Wednesday, August 26, 2015

Berkeley Soda Tax A loser : Overreaching Bureaucrats

WOW - the tax didn't produce results as expected - who knew? It appears that retailers relied on the free market to explain the negative results expected from Berkeley government overseers. It was free market competition that decided the outcome, not progressive overreaching bureaucrat regulations.

Apparently these bureaucrats leaned nothing from the soda tax that the progressives in New York City forced on it's citizens.

Berkeley Soda Tax Falls Flat
Source: Ted Boscia, "Study: Berkeley soda tax falls flat," Cornell Chronicle, August 24, 2015.

August 25, 2015

An ordinance in Berkeley, California that intended to impose a tax on distributors of sugar-sweetened beverages, has so far failed to raise the prices of those drinks by what was expected. The purpose of this tax was to discourage soda consumption by raising retail prices.

A study conducted by John Cawley of Cornell and David Frisvold of the University of Iowa found that prices for those beverages affected by this law rose by less than half of the tax amount and for Coke and Pepsi, only 22 percent of the tax was passed on to consumers.

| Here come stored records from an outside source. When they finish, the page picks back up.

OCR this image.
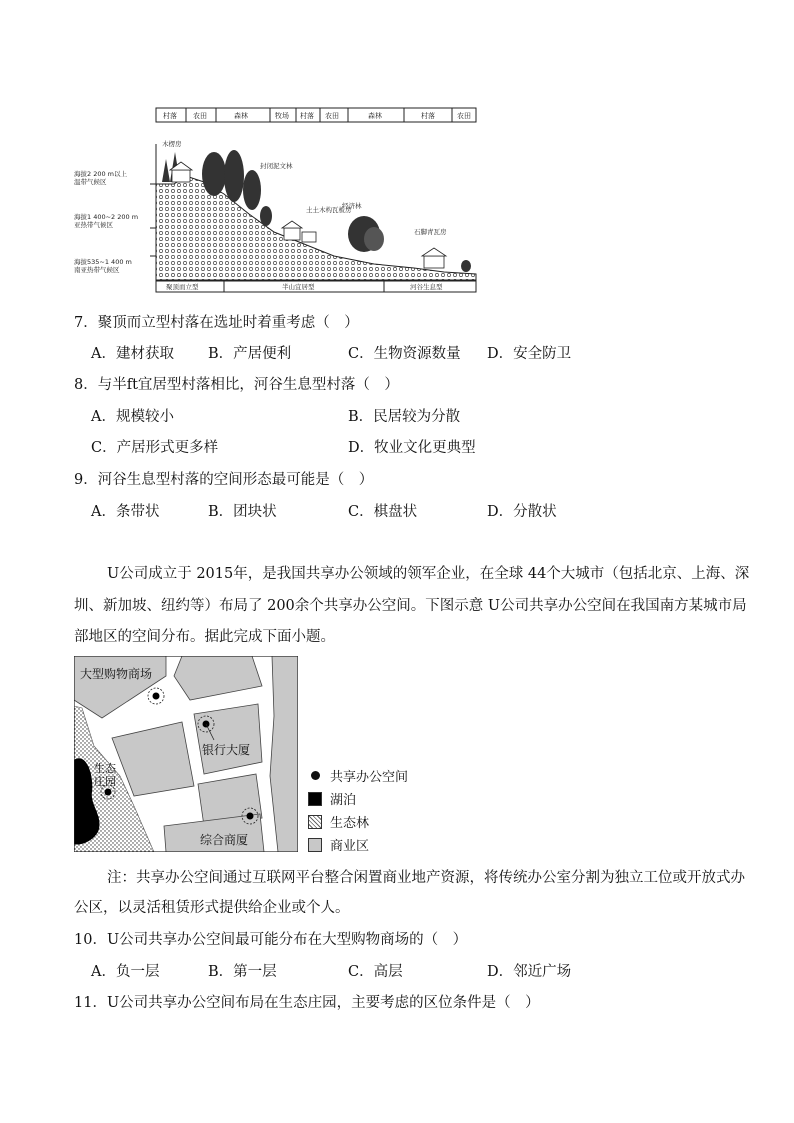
村落 农田	森林	牧场 村落 农田	森林	村落	农田
海拔2 200 m以上温带气候区
海拔1 400~2 200 m 亚热带气候区
海拔535~1 400 m 南亚热带气候区
木楞房
封闭泥文林
土土木构瓦板房
经济林
石脚青瓦房
聚顶而立型	半山宜居型	河谷生息型
7．聚顶而立型村落在选址时着重考虑（　）
A．建材获取 B．产居便利	C．生物资源数量 D．安全防卫
8．与半ft宜居型村落相比，河谷生息型村落（　）
A．规模较小	B．民居较为分散
C．产居形式更多样	D．牧业文化更典型
9．河谷生息型村落的空间形态最可能是（　）
A．条带状	B．团块状	C．棋盘状	D．分散状
U公司成立于 2015年，是我国共享办公领域的领军企业，在全球 44个大城市（包括北京、上海、深
圳、新加坡、纽约等）布局了 200余个共享办公空间。下图示意 U公司共享办公空间在我国南方某城市局
部地区的空间分布。据此完成下面小题。
大型购物商场
银行大厦
生态庄园
综合商厦
共享办公空间
湖泊
生态林
商业区
注：共享办公空间通过互联网平台整合闲置商业地产资源，将传统办公室分割为独立工位或开放式办
公区，以灵活租赁形式提供给企业或个人。
10．U公司共享办公空间最可能分布在大型购物商场的（　）
A．负一层	B．第一层	C．高层	D．邻近广场
11．U公司共享办公空间布局在生态庄园，主要考虑的区位条件是（　）
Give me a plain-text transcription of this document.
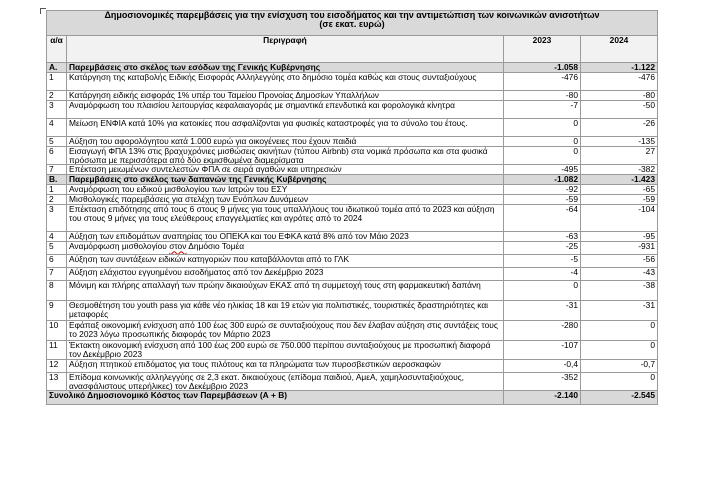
Δημοσιονομικές παρεμβάσεις για την ενίσχυση του εισοδήματος και την αντιμετώπιση των κοινωνικών ανισοτήτων
(σε εκατ. ευρώ)			

α/α	Περιγραφή	2023	2024
A.	Παρεμβάσεις στο σκέλος των εσόδων της Γενικής Κυβέρνησης	-1.058	-1.122
1	Κατάργηση της καταβολής Ειδικής Εισφοράς Αλληλεγγύης στο δημόσιο τομέα καθώς και στους συνταξιούχους	-476	-476
2	Κατάργηση ειδικής εισφοράς 1% υπέρ του Ταμείου Προνοίας Δημοσίων Υπαλλήλων	-80	-80
3	Αναμόρφωση του πλαισίου λειτουργίας κεφαλαιαγοράς με σημαντικά επενδυτικά και φορολογικά κίνητρα	-7	-50
4	Μείωση ΕΝΦΙΑ κατά 10% για κατοικίες που ασφαλίζονται για φυσικές καταστροφές για το σύνολο του έτους.	0	-26
5	Αύξηση του αφορολόγητου κατά 1.000 ευρώ για οικογένειες που έχουν παιδιά	0	-135
6	Εισαγωγή ΦΠΑ 13% στις βραχυχρόνιες μισθώσεις ακινήτων (τύπου Airbnb) στα νομικά πρόσωπα και στα φυσικά πρόσωπα με περισσότερα από δύο εκμισθωμένα διαμερίσματα	0	27
7	Επέκταση μειωμένων συντελεστών ΦΠΑ σε σειρά αγαθών και υπηρεσιών	-495	-382
B.	Παρεμβάσεις στο σκέλος των δαπανών της Γενικής Κυβέρνησης	-1.082	-1.423
1	Αναμόρφωση του ειδικού μισθολογίου των Ιατρών του ΕΣΥ	-92	-65
2	Μισθολογικές παρεμβάσεις για στελέχη των Ενόπλων Δυνάμεων	-59	-59
3	Επέκταση επιδότησης από τους 6 στους 9 μήνες για τους υπαλλήλους του ιδιωτικού τομέα από το 2023 και αύξηση του στους 9 μήνες για τους ελεύθερους επαγγελματίες και αγρότες από το 2024	-64	-104
4	Αύξηση των επιδομάτων αναπηρίας του ΟΠΕΚΑ και του ΕΦΚΑ κατά 8% από τον Μάιο 2023	-63	-95
5	Αναμόρφωση μισθολογίου στον Δημόσιο Τομέα	-25	-931
6	Αύξηση των συντάξεων ειδικών κατηγοριών που καταβάλλονται από το ΓΛΚ	-5	-56
7	Αύξηση ελάχιστου εγγυημένου εισοδήματος από τον Δεκέμβριο 2023	-4	-43
8	Μόνιμη και πλήρης απαλλαγή των πρώην δικαιούχων ΕΚΑΣ από τη συμμετοχή τους στη φαρμακευτική δαπάνη	0	-38
9	Θεσμοθέτηση του youth pass για κάθε νέο ηλικίας 18 και 19 ετών για πολιτιστικές, τουριστικές δραστηριότητες και μεταφορές	-31	-31
10	Εφάπαξ οικονομική ενίσχυση από 100 έως 300 ευρώ σε συνταξιούχους που δεν έλαβαν αύξηση στις συντάξεις τους το 2023 λόγω προσωπικής διαφοράς τον Μάρτιο 2023	-280	0
11	Έκτακτη οικονομική ενίσχυση από 100 έως 200 ευρώ σε 750.000 περίπου συνταξιούχους με προσωπική διαφορά τον Δεκέμβριο 2023	-107	0
12	Αύξηση πτητικού επιδόματος για τους πιλότους και τα πληρώματα των πυροσβεστικών αεροσκαφών	-0,4	-0,7
13	Επίδομα κοινωνικής αλληλεγγύης σε 2,3 εκατ. δικαιούχους (επίδομα παιδιού, ΑμεΑ, χαμηλοσυνταξιούχους, ανασφάλιστους υπερήλικες) τον Δεκέμβριο 2023	-352	0
Συνολικό Δημοσιονομικό Κόστος των Παρεμβάσεων (Α + Β)		-2.140	-2.545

The results surprised the scholars because previous research had predicted that the tax would be fully passed through to consumers.

Taxes like this are designed to improve public health by discouraging people from purchasing unhealthy products. Smoking rates in the U.S. have declined partly because taxes have driven up the price of cigarettes. The study offers several advantages over previous research on soda taxes: The research team visited nearly all Berkeley retail outlets and gathered prices for a variety of products.

They collected data on prices before and after the tax hike on regular and diet drinks. They collected data from a comparable sample in nearby San Francisco to account for trends in prices over time. Cawley and Frisvold believe the reason this initiative didn't work as expected was because it's a city tax and store owners were concerned about the ability of consumers to shop at stores outside of Berkeley.

They agree that taxing only sugar-sweetened beverages is a narrow form of internalizing the external costs of obesity because there are many other processed foods that cause this health issue.